The good shepherd lays down his life for his sheep. In the illustration that Jesus is using, it is the willingness to sacrifice himself for his flock that makes the shepherd "good". The good shepherd is contrasted with someone who simply cares for the sheep as an occupation. When the sheep of the hired hand are attacked, the hired hand will not risk his life for the sheep. They are not his sheep, so if they are slain he will simply move on to another flock or another job. He has no real interest in the sheep. His interest is in his pay and what he can afford to buy through his labors.

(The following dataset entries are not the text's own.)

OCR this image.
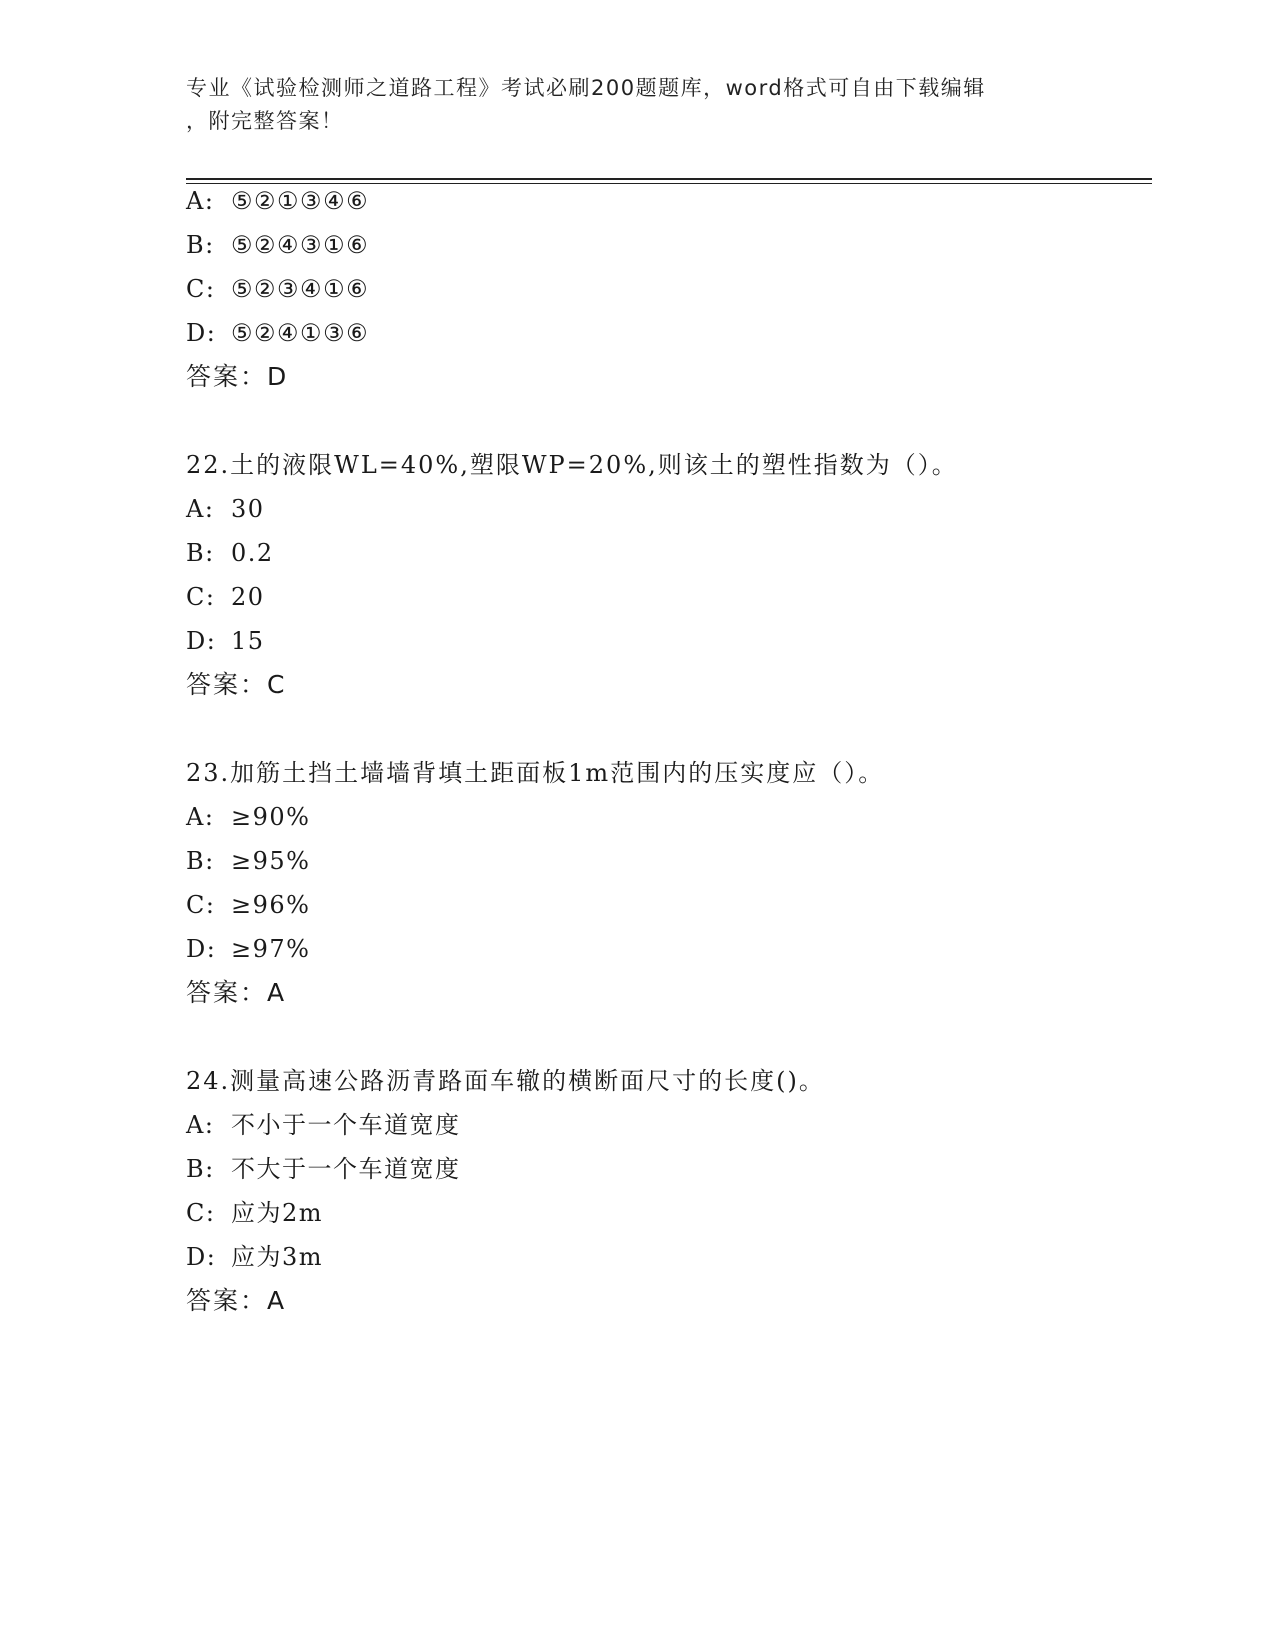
专业《试验检测师之道路工程》考试必刷200题题库，word格式可自由下载编辑
，附完整答案！
A: ⑤②①③④⑥
B: ⑤②④③①⑥
C: ⑤②③④①⑥
D: ⑤②④①③⑥
答案：D
22.土的液限WL=40%,塑限WP=20%,则该土的塑性指数为（）。
A: 30
B: 0.2
C: 20
D: 15
答案：C
23.加筋土挡土墙墙背填土距面板1m范围内的压实度应（）。
A: ≥90%
B: ≥95%
C: ≥96%
D: ≥97%
答案：A
24.测量高速公路沥青路面车辙的横断面尺寸的长度()。
A: 不小于一个车道宽度
B: 不大于一个车道宽度
C: 应为2m
D: 应为3m
答案：A
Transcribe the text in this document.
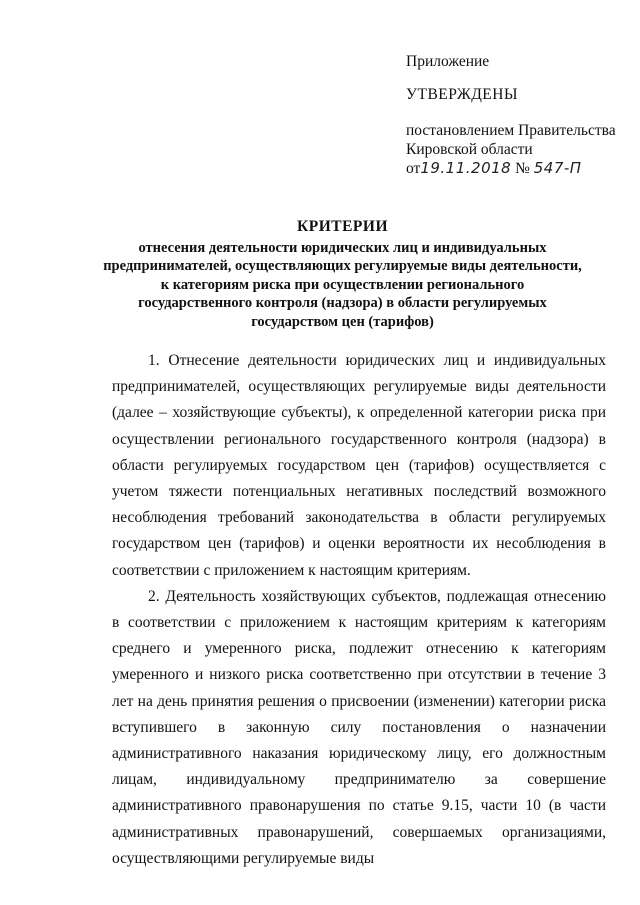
Приложение
УТВЕРЖДЕНЫ
постановлением Правительства
Кировской области
от19.11.2018 № 547-П
КРИТЕРИИ
отнесения деятельности юридических лиц и индивидуальных
предпринимателей, осуществляющих регулируемые виды деятельности,
к категориям риска при осуществлении регионального
государственного контроля (надзора) в области регулируемых
государством цен (тарифов)

1. Отнесение деятельности юридических лиц и индивидуальных предпринимателей, осуществляющих регулируемые виды деятельности (далее – хозяйствующие субъекты), к определенной категории риска при осуществлении регионального государственного контроля (надзора) в области регулируемых государством цен (тарифов) осуществляется с учетом тяжести потенциальных негативных последствий возможного несоблюдения требований законодательства в области регулируемых государством цен (тарифов) и оценки вероятности их несоблюдения в соответствии с приложением к настоящим критериям.

2. Деятельность хозяйствующих субъектов, подлежащая отнесению в соответствии с приложением к настоящим критериям к категориям среднего и умеренного риска, подлежит отнесению к категориям умеренного и низкого риска соответственно при отсутствии в течение 3 лет на день принятия решения о присвоении (изменении) категории риска вступившего в законную силу постановления о назначении административного наказания юридическому лицу, его должностным лицам, индивидуальному предпринимателю за совершение административного правонарушения по статье 9.15, части 10 (в части административных правонарушений, совершаемых организациями, осуществляющими регулируемые виды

But, the good shepherd identifies himself with his sheep. They are his flock and his purpose for existence. He is willing to place his own life on the line in order to protect his sheep. Jesus says there is a bond between Himself and His sheep. The bond is similar to the bond that is between the Father and the Son. The Father and the Son are united because they are of the same nature and have the same purpose. Jesus said that, "I know my own, and I'm known by my own; even as the Father knows me, and I know the Father."

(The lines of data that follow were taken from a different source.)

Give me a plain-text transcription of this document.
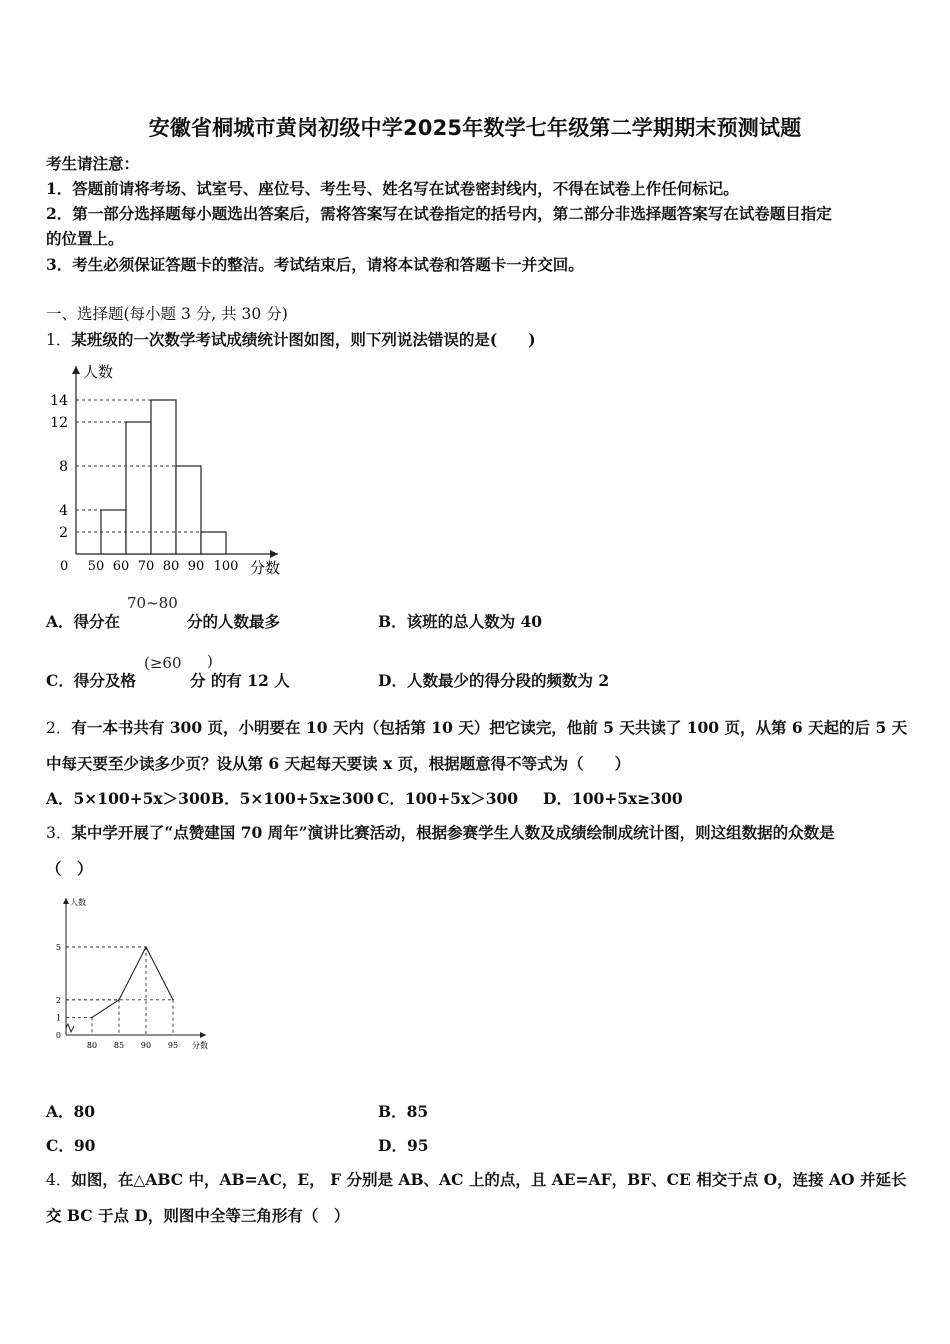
安徽省桐城市黄岗初级中学2025年数学七年级第二学期期末预测试题
考生请注意：
1．答题前请将考场、试室号、座位号、考生号、姓名写在试卷密封线内，不得在试卷上作任何标记。
2．第一部分选择题每小题选出答案后，需将答案写在试卷指定的括号内，第二部分非选择题答案写在试卷题目指定
的位置上。
3．考生必须保证答题卡的整洁。考试结束后，请将本试卷和答题卡一并交回。
一、选择题(每小题 3 分, 共 30 分)
1．某班级的一次数学考试成绩统计图如图，则下列说法错误的是(　　)
2
4
8
12
14
0 50 60 70 80 90 100 分数
人数
A．得分在
70~80
分的人数最多	B．该班的总人数为 40
C．得分及格
(≥60 )
分 的有 12 人	D．人数最少的得分段的频数为 2
2．有一本书共有 300 页，小明要在 10 天内（包括第 10 天）把它读完，他前 5 天共读了 100 页，从第 6 天起的后 5 天
中每天要至少读多少页？设从第 6 天起每天要读 x 页，根据题意得不等式为（　　）
A．5×100+5x＞300 B．5×100+5x≥300 C．100+5x＞300 D．100+5x≥300
3．某中学开展了“点赞建国 70 周年”演讲比赛活动，根据参赛学生人数及成绩绘制成统计图，则这组数据的众数是
（　）
0
1
2
5
80 85 90 95 分数
人数
A．80	B．85
C．90	D．95
4．如图，在△ABC 中，AB=AC，E， F 分别是 AB、AC 上的点，且 AE=AF，BF、CE 相交于点 O，连接 AO 并延长
交 BC 于点 D，则图中全等三角形有（　）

Jesus laid down His life for you and I. The recognition of this fact is one way that we know that we are His. When the Spirit of God convicts our hearts, and we come to recognize the price that Jesus was willing to pay for our behalf, this is one of the surest signs that we are of Jesus' flock. In fact, I'm not at all convinced that one can be of His flock if they are not aware of the sacrifice that He has made for us. Jesus is not just a good teacher with excellent ideas. He was a man who claimed to be the Son of God who laid down His life so that He might tell people about God. He was willing to die in order to reveal God to a world that was, for the most part, unwilling to see.


This sacrificial nature is an integral part of the Son and the Father. That is why the proper understanding of Christ death is so important. His life, death and resurrection are the revelation of God. It is the very willingness of God to suffer and die to reveal Himself that is the revelation. The depth of concern that God has for His creation is seen in this understanding of the purpose for which Christ lived. Christ death was not accidental or uncontrollable. His death had both purpose and meaning.

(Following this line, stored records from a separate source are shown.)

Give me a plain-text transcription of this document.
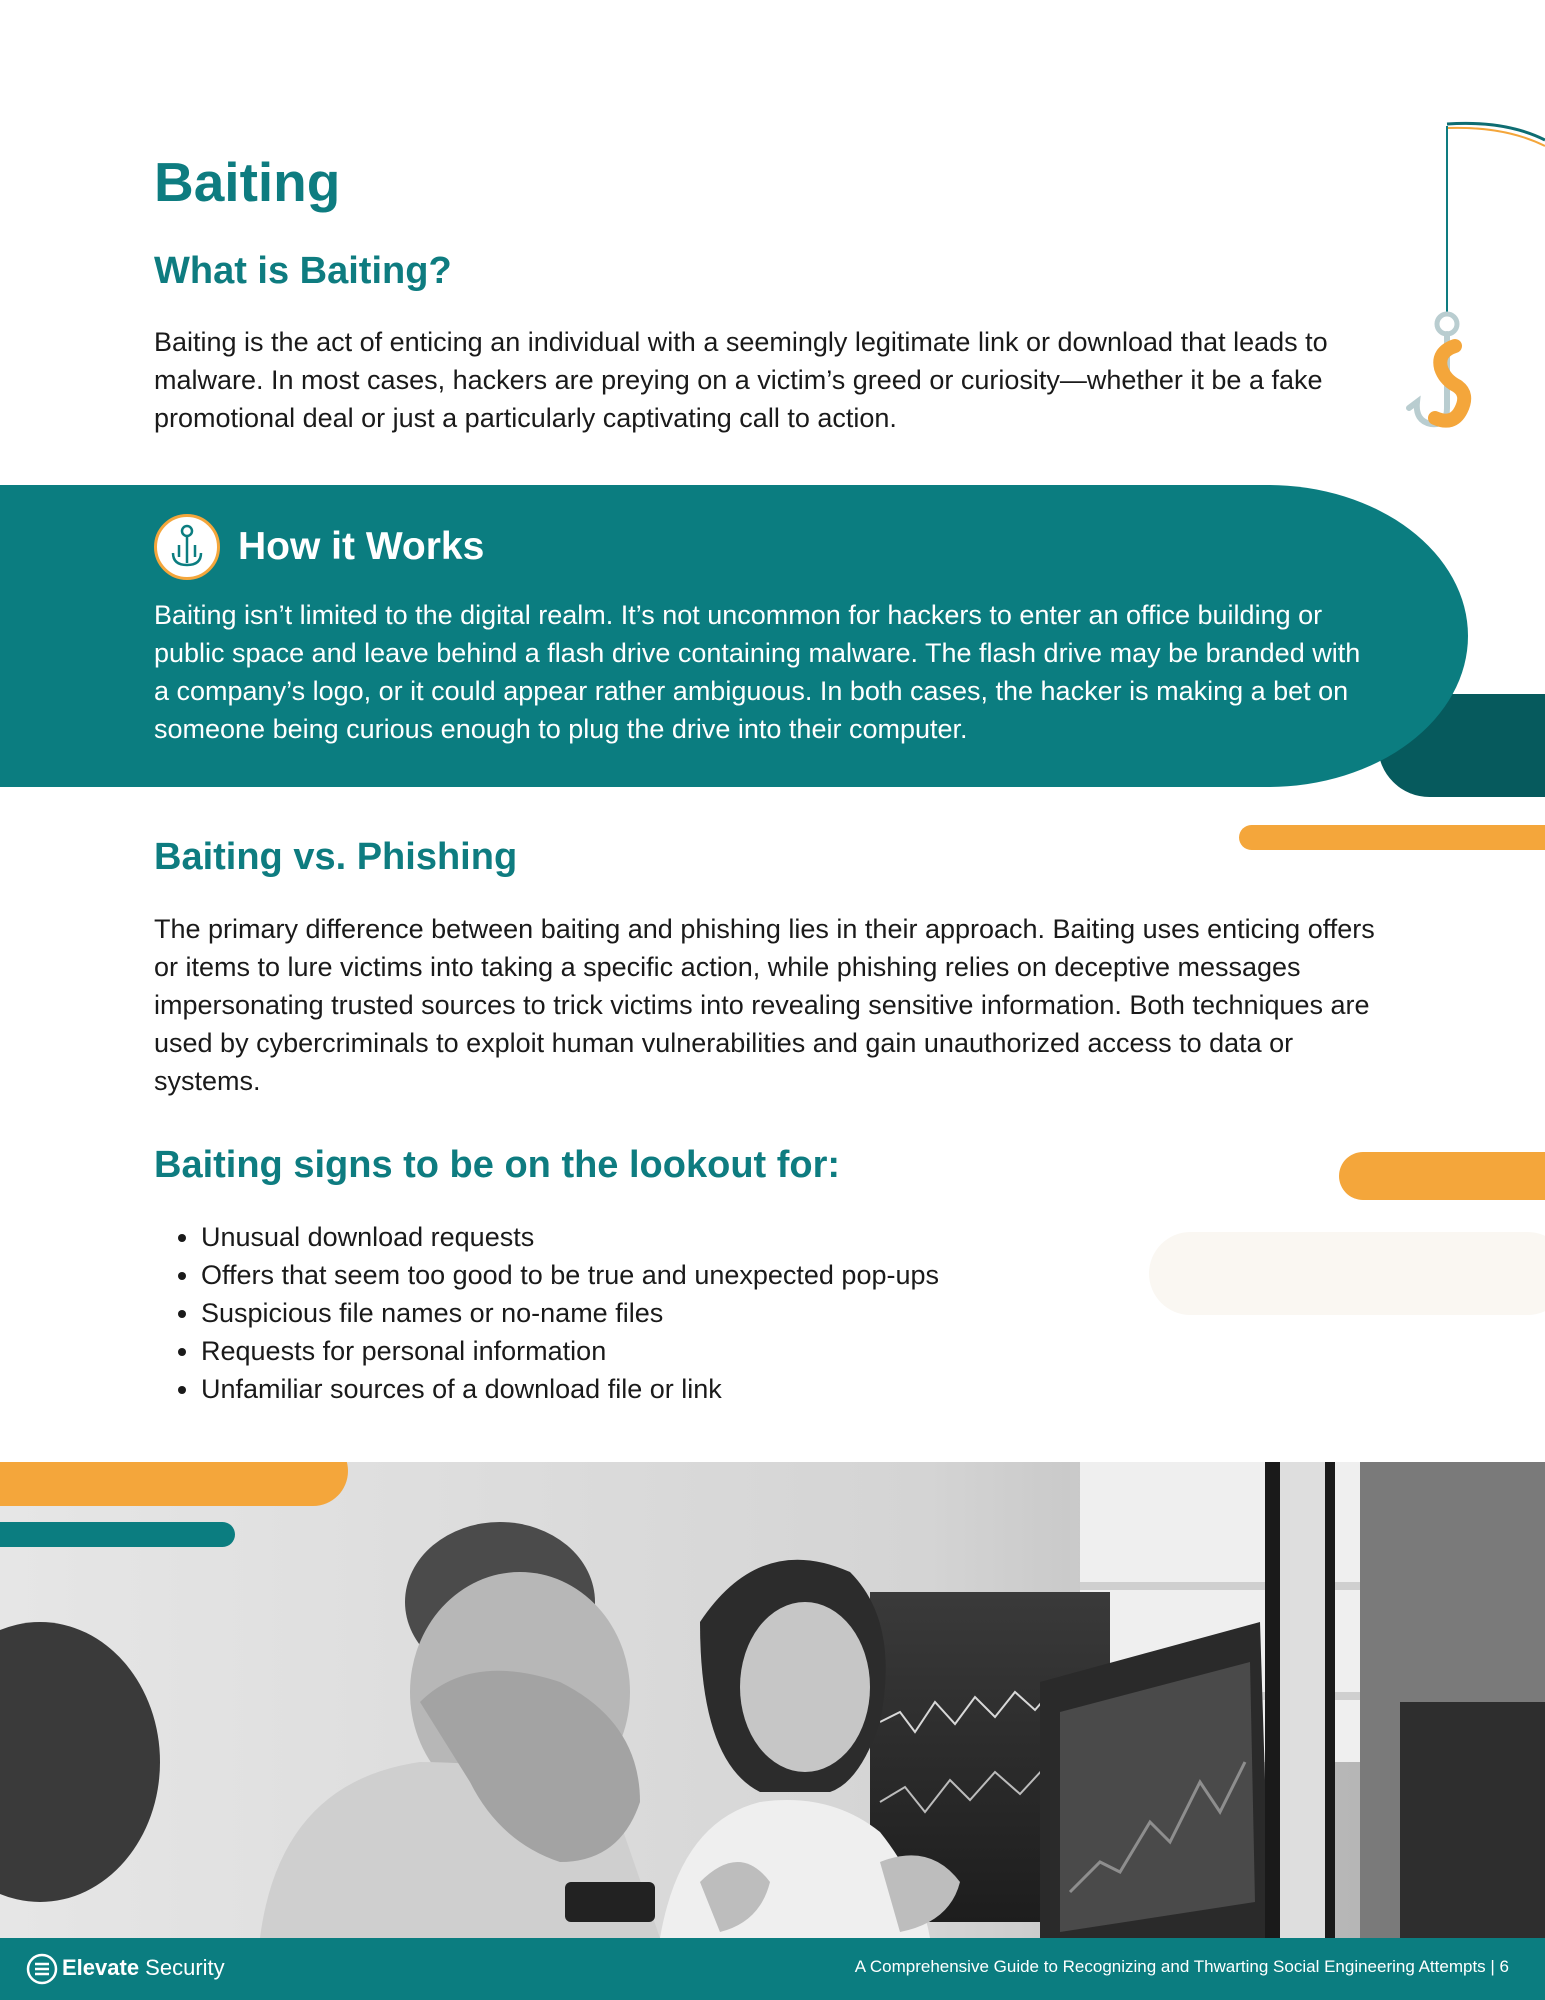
Baiting
What is Baiting?

Baiting is the act of enticing an individual with a seemingly legitimate link or download that leads to malware. In most cases, hackers are preying on a victim’s greed or curiosity—whether it be a fake promotional deal or just a particularly captivating call to action.

How it Works

Baiting isn’t limited to the digital realm. It’s not uncommon for hackers to enter an office building or public space and leave behind a flash drive containing malware. The flash drive may be branded with a company’s logo, or it could appear rather ambiguous. In both cases, the hacker is making a bet on someone being curious enough to plug the drive into their computer.

Baiting vs. Phishing

The primary difference between baiting and phishing lies in their approach. Baiting uses enticing offers or items to lure victims into taking a specific action, while phishing relies on deceptive messages impersonating trusted sources to trick victims into revealing sensitive information. Both techniques are used by cybercriminals to exploit human vulnerabilities and gain unauthorized access to data or systems.

Baiting signs to be on the lookout for:
• Unusual download requests
• Offers that seem too good to be true and unexpected pop-ups
• Suspicious file names or no-name files
• Requests for personal information
• Unfamiliar sources of a download file or link
Elevate Security	A Comprehensive Guide to Recognizing and Thwarting Social Engineering Attempts | 6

As we proceed in this Gospel, the death of Jesus Christ will become a greater issue. And, not simply His death, but His willingness to die. And the reality of His resurrection. He was the good shepherd. He was willing to place Himself between our enemy and us. He was willing to die for us.


What does Jesus' death mean to you? What does it show you of His nature and His purpose? Can you hear Him calling, even from the cross?